Double Deuce
Saturday, November 11, 2017
Double Deuce (1992) Robert B Parker
Since I disliked the narrator so much when he read the last book, I’m switching to reading the ebooks until … Well, it would be Chance, but the library doesn’t have it, so it looks like it’ll be Small Vices, the first Spenser book I came across, and one of my favorites. (I don’t believe I want to spend my audible credit on Chance.)
But we’re talking about Double Deuce here. Hawk is asked to stop gang murders in a housing project, so he asks Spenser for help.
“I might need some support,” Hawk said.
“You might?”
“Yeah. Pay’s lousy.”
“How much?” I said.
“I’m getting nothing.”
“I’ll take half,” I said.
“You ain’t worth half,” Hawk said. “Besides I got the job and already put in a lot of time on it. Give you a third.”
“Cheap bastard,” I said.
“Take it or leave it,” Hawk said.
“Okay,” I said, “you got me over a barrel. I’m in for a third.”
Be aware the story opens with the murder.
Her name was Devona Jefferson. She was going to be fifteen years old on April 23, and she had a daughter, three months and ten days old, whom she had named Crystal.
It seems to me like that bit there tells you so very much. It’s horrible.
The good part of this story, however, is the dialog between Spenser and Hawk, which I always love.
“How come in books and movies the ghetto is always teeming with life: dogs barking, children crying, women shouting, radios playing, that sort of thing? And I come to a real ghetto, with two actual black people, and I can hear my hair growing?”

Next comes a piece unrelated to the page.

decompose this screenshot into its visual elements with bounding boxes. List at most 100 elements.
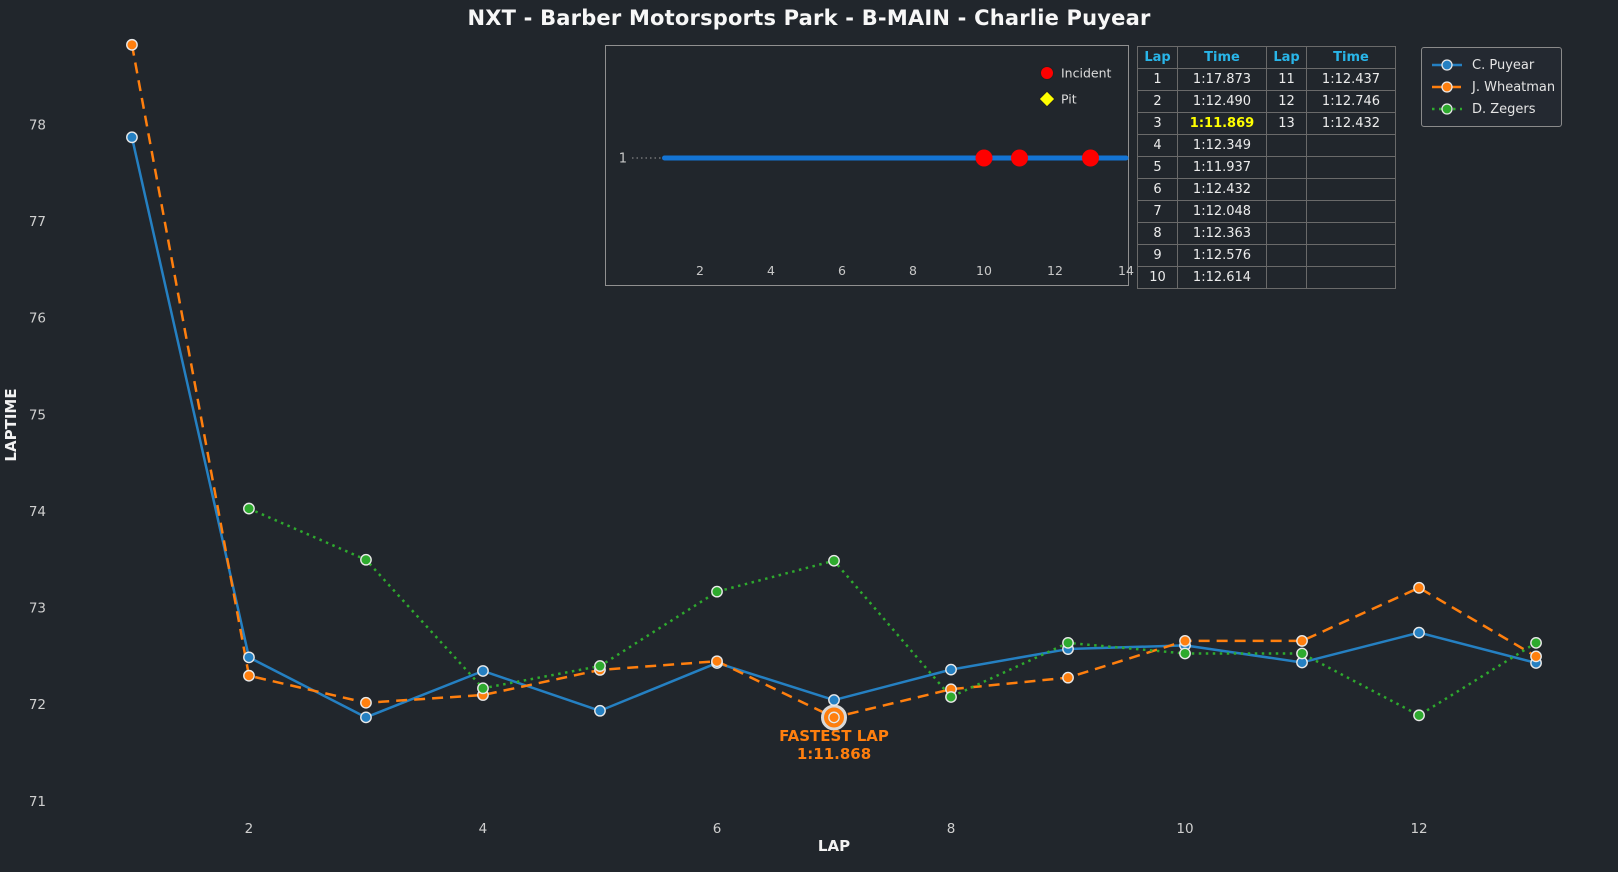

“Things are not always what they seem,” Hawk said.
Oh, Susan also asks Spenser to move in with her. That works pretty much as expected.
She cut the tops off the broccoli and threw the stalks away. Then she separated the flowerets and piled them up on her cutting board. I sat on a stool opposite her and watched.
“You could peel those stalks and freeze them,” I said. “Be great for making a nice soup when you felt like it.”
Susan looked at me as if I had begun speaking in tongues. “In my entire life,” Susan said, “I have never, ever felt like making a nice soup.”
Weirdly, that’s one of the passages that has always stuck in my mind.
Despite the horror of a girl and her baby being murdered, and the romantic difficulties of our intrepid heroes, I do like this book.
I couldn’t think of an answer to that, so I kept quiet. I have rarely regretted keeping quiet. I promised myself to work on it.